Second cohomology groups and left-symmetric algebraic structures of the generalized loop Heisenberg-Virasoro algebra

TL;DR

This paper investigates the second cohomology groups and left-symmetric algebraic structures of the generalized loop Heisenberg-Virasoro algebra, expanding understanding of its algebraic properties using Witt algebras.

Contribution

It provides a detailed description of the second cohomology group and left-symmetric algebra structures for this algebra, building on the structure of Witt subalgebras.

Findings

Describes the second cohomology group of the algebra.

Classifies left-symmetric algebra structures on the algebra.

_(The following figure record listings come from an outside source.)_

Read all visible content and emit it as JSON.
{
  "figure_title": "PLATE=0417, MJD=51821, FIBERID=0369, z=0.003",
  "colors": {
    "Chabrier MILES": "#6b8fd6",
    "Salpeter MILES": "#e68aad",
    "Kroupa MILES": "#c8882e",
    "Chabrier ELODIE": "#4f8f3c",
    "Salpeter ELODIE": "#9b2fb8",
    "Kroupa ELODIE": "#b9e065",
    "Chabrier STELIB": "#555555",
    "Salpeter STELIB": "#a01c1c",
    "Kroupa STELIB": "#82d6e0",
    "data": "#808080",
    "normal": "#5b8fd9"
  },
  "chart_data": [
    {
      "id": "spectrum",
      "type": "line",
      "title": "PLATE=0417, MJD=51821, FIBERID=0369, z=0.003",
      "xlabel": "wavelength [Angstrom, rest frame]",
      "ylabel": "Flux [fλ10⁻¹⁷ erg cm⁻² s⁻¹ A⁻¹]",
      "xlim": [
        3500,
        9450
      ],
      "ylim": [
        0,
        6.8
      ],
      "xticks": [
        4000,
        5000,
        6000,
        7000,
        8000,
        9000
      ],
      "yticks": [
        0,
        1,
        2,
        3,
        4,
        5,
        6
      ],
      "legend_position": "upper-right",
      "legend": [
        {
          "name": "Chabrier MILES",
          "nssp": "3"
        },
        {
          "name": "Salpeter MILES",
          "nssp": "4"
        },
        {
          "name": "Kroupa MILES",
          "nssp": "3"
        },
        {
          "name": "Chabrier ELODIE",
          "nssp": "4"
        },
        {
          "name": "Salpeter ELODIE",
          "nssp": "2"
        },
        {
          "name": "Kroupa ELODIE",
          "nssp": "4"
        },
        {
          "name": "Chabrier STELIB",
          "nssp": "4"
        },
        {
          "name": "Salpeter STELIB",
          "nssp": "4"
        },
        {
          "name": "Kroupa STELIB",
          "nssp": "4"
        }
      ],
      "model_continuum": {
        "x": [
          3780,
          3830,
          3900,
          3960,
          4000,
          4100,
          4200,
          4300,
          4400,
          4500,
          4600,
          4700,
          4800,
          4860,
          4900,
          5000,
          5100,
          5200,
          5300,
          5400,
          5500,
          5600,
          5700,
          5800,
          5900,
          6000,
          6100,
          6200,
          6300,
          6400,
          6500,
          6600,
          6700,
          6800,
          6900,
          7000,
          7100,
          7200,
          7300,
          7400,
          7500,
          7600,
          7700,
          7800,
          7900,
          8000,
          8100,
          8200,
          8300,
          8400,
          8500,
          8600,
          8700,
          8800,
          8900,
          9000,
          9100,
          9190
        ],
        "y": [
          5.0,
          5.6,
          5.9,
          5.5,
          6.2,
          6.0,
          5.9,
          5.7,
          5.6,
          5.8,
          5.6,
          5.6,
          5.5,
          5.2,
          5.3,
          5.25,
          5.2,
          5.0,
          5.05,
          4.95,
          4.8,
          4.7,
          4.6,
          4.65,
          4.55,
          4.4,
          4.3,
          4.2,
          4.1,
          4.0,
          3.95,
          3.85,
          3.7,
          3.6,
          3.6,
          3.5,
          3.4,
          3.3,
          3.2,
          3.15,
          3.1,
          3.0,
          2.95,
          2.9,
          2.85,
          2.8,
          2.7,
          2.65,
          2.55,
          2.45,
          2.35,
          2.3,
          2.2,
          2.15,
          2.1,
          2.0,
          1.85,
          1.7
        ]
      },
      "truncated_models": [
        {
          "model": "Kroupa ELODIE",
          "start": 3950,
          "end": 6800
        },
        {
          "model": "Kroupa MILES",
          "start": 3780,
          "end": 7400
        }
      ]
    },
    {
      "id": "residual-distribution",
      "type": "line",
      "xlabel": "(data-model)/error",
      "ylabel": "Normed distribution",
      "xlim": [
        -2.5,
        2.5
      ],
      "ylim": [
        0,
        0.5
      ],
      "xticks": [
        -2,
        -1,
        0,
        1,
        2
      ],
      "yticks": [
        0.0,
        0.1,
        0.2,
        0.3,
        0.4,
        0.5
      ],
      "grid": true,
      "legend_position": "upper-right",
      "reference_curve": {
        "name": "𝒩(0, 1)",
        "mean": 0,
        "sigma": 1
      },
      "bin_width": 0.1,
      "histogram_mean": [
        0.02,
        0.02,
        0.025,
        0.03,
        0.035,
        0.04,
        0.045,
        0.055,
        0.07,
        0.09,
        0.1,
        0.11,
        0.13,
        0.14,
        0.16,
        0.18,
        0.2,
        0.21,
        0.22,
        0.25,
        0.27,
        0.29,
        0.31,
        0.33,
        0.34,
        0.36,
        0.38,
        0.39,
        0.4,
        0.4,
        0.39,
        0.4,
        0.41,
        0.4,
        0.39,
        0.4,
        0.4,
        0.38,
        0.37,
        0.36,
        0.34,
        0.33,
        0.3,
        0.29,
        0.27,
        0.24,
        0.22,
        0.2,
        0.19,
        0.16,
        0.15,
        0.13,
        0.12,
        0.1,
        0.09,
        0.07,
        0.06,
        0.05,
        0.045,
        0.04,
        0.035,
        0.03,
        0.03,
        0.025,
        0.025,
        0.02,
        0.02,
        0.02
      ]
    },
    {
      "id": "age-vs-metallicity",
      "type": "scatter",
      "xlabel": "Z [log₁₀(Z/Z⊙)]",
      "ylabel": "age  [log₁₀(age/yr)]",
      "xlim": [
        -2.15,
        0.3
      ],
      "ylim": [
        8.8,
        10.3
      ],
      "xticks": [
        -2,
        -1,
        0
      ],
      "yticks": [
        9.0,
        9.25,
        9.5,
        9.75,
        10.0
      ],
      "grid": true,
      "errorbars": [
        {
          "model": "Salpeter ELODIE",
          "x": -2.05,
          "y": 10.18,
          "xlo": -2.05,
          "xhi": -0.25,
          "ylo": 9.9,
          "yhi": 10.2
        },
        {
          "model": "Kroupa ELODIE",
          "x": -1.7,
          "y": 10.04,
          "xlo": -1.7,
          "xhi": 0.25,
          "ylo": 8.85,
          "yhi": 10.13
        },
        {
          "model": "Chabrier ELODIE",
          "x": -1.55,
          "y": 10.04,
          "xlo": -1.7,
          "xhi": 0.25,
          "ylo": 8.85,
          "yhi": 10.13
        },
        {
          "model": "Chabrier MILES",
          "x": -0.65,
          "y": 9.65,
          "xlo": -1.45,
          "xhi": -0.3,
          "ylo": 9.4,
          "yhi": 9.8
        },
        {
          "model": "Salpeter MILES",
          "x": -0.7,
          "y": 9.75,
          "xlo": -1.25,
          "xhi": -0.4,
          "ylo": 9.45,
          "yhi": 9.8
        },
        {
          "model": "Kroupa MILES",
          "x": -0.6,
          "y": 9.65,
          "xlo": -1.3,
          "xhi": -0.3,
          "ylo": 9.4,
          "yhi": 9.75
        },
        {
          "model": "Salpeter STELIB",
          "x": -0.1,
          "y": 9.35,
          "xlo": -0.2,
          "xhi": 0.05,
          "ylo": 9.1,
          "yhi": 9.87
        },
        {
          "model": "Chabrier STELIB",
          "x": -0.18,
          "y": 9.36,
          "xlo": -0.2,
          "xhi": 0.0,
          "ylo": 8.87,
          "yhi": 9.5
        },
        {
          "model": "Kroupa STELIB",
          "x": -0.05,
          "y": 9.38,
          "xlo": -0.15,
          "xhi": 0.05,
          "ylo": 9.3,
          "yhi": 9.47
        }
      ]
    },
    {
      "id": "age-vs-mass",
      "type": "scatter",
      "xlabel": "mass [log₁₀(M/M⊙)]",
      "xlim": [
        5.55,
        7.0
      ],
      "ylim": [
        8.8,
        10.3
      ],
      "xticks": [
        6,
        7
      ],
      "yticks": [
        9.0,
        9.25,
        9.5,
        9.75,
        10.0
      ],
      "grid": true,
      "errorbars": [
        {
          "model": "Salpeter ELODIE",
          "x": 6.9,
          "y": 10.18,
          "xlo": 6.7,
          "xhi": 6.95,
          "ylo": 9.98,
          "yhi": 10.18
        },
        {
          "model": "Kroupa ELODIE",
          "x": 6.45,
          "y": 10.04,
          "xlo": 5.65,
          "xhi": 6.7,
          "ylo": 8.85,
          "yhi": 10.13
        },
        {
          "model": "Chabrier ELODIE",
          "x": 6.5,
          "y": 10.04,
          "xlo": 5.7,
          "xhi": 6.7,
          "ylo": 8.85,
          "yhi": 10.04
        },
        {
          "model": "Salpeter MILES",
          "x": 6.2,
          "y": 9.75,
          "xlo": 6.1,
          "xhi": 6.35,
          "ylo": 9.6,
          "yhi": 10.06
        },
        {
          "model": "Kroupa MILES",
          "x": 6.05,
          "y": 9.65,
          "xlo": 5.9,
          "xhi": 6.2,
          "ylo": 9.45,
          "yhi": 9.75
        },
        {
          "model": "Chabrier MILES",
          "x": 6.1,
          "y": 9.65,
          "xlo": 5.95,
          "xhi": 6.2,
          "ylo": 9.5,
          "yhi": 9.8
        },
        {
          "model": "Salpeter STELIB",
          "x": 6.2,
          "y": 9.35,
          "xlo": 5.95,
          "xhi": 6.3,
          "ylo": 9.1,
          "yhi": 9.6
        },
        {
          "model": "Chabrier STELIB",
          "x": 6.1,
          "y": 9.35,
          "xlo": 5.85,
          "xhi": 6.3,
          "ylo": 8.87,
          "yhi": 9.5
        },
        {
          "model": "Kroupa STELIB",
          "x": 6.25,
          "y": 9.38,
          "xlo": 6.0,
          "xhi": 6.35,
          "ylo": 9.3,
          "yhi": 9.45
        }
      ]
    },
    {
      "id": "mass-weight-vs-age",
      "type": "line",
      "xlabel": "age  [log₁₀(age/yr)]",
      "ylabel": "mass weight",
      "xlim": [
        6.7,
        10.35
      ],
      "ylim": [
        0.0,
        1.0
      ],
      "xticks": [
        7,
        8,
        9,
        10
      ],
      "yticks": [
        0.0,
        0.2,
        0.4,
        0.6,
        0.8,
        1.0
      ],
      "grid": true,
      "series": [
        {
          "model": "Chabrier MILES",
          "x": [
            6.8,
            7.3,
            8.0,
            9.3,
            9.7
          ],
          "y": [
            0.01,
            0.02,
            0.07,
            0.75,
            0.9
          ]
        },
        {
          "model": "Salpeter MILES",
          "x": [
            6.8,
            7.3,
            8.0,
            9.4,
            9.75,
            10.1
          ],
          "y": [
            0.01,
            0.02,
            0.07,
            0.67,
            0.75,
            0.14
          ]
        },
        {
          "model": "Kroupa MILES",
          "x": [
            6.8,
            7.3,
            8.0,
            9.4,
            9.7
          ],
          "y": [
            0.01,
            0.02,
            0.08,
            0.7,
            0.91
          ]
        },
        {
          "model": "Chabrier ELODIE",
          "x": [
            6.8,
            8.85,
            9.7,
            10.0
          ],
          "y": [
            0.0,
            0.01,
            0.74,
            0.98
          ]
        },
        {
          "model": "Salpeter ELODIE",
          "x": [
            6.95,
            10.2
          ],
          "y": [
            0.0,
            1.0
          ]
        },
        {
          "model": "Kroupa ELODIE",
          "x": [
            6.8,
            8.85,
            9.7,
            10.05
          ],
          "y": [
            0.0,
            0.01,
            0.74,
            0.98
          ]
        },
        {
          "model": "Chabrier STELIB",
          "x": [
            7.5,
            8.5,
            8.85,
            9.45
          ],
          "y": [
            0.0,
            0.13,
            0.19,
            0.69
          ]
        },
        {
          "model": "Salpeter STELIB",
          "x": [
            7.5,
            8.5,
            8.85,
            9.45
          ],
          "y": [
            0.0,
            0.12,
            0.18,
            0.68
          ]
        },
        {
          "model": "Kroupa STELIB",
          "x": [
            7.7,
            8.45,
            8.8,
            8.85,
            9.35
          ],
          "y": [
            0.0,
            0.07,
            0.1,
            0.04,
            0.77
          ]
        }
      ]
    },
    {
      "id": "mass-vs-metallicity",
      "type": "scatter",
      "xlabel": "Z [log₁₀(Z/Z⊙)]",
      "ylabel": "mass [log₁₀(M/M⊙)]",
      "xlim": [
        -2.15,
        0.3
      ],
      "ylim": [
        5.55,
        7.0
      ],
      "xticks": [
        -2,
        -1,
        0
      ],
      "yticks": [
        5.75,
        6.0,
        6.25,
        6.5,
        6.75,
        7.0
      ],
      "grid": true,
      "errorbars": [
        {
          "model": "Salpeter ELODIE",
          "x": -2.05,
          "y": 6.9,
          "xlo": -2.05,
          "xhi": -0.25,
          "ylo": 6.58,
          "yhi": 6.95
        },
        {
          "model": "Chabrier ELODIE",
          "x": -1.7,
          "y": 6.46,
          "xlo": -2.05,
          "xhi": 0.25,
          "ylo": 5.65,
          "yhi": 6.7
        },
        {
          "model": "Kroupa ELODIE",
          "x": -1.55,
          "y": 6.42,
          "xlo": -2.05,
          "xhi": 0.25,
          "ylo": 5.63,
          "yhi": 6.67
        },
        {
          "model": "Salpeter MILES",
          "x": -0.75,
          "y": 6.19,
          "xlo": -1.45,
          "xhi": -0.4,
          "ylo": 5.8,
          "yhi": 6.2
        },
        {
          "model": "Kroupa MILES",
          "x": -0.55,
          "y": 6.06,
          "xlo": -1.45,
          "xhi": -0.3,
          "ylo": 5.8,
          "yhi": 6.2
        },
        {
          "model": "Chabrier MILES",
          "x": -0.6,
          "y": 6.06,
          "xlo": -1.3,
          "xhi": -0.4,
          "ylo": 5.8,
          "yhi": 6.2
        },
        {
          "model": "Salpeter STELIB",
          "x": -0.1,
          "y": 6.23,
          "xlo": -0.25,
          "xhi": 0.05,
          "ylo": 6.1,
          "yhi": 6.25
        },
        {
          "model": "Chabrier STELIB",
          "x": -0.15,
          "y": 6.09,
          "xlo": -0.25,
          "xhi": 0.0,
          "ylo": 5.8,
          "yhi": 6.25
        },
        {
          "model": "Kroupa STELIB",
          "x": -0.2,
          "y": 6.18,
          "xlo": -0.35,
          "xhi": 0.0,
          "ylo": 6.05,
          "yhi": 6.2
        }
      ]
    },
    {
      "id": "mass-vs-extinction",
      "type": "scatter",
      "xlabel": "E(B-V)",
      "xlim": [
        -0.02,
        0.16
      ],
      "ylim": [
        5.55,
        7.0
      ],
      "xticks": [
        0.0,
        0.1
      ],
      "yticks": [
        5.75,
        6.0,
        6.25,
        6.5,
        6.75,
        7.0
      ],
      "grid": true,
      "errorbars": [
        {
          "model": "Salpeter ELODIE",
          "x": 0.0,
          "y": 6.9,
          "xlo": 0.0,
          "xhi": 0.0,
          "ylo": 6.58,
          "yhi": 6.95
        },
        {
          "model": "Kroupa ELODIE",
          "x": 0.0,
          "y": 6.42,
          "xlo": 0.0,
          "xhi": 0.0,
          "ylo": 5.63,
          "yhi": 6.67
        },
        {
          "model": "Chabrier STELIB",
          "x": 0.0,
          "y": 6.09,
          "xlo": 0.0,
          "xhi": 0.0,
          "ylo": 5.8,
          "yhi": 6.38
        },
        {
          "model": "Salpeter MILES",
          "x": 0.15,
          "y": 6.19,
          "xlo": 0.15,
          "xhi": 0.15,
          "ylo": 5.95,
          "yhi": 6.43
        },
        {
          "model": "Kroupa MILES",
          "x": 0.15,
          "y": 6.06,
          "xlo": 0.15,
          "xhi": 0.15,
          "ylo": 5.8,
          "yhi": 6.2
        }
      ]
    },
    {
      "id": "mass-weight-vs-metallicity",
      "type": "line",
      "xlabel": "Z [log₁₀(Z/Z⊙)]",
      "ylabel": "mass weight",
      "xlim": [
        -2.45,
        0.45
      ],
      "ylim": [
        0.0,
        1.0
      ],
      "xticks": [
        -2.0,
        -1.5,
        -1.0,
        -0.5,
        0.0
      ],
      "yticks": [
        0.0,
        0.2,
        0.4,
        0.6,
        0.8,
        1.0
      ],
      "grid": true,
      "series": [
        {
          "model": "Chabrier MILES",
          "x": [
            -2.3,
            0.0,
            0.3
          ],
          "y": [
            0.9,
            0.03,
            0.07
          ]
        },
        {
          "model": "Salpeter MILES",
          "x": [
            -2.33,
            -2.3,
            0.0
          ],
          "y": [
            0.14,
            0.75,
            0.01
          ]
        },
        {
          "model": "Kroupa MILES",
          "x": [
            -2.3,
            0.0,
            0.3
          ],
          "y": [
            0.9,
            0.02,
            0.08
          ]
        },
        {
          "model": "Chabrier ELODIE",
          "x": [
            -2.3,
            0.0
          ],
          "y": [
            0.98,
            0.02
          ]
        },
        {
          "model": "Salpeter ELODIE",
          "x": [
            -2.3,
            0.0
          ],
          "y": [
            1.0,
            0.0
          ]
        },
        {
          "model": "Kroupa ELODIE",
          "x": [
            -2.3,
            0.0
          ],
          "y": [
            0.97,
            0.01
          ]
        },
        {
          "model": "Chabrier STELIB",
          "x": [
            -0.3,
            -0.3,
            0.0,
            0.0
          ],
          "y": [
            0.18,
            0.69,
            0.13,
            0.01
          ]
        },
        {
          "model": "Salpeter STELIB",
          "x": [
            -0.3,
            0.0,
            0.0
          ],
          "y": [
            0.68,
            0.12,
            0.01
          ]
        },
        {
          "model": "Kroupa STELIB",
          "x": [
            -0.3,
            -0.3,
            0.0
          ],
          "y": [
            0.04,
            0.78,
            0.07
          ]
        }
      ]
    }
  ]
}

Utilizes Witt algebras as subalgebras in the analysis.

Abstract

This is the second paper in our series of papers dedicated to the study of the generalized loop Heisenberg-Virasoro algebra. The first paper is dedicated to the study of maps on the generalized loop Heisenberg-Virasoro algebra, including derivations, $2$-local derivations, biderivations the automorphism groups. The present paper is dedicated to the study of the second cohomology groups and left-symmetric algebraic structures on the generalized loop Heisenberg-Virasoro algebra. We describe the second cohomology group and left-symmetric algebra structures on the generalized loop Heisenberg-Virasoro algebra by use of the Witt algebras being Lie subalgebra of the generalized loop Heisenberg-Virasoro algebra up to isomorphism.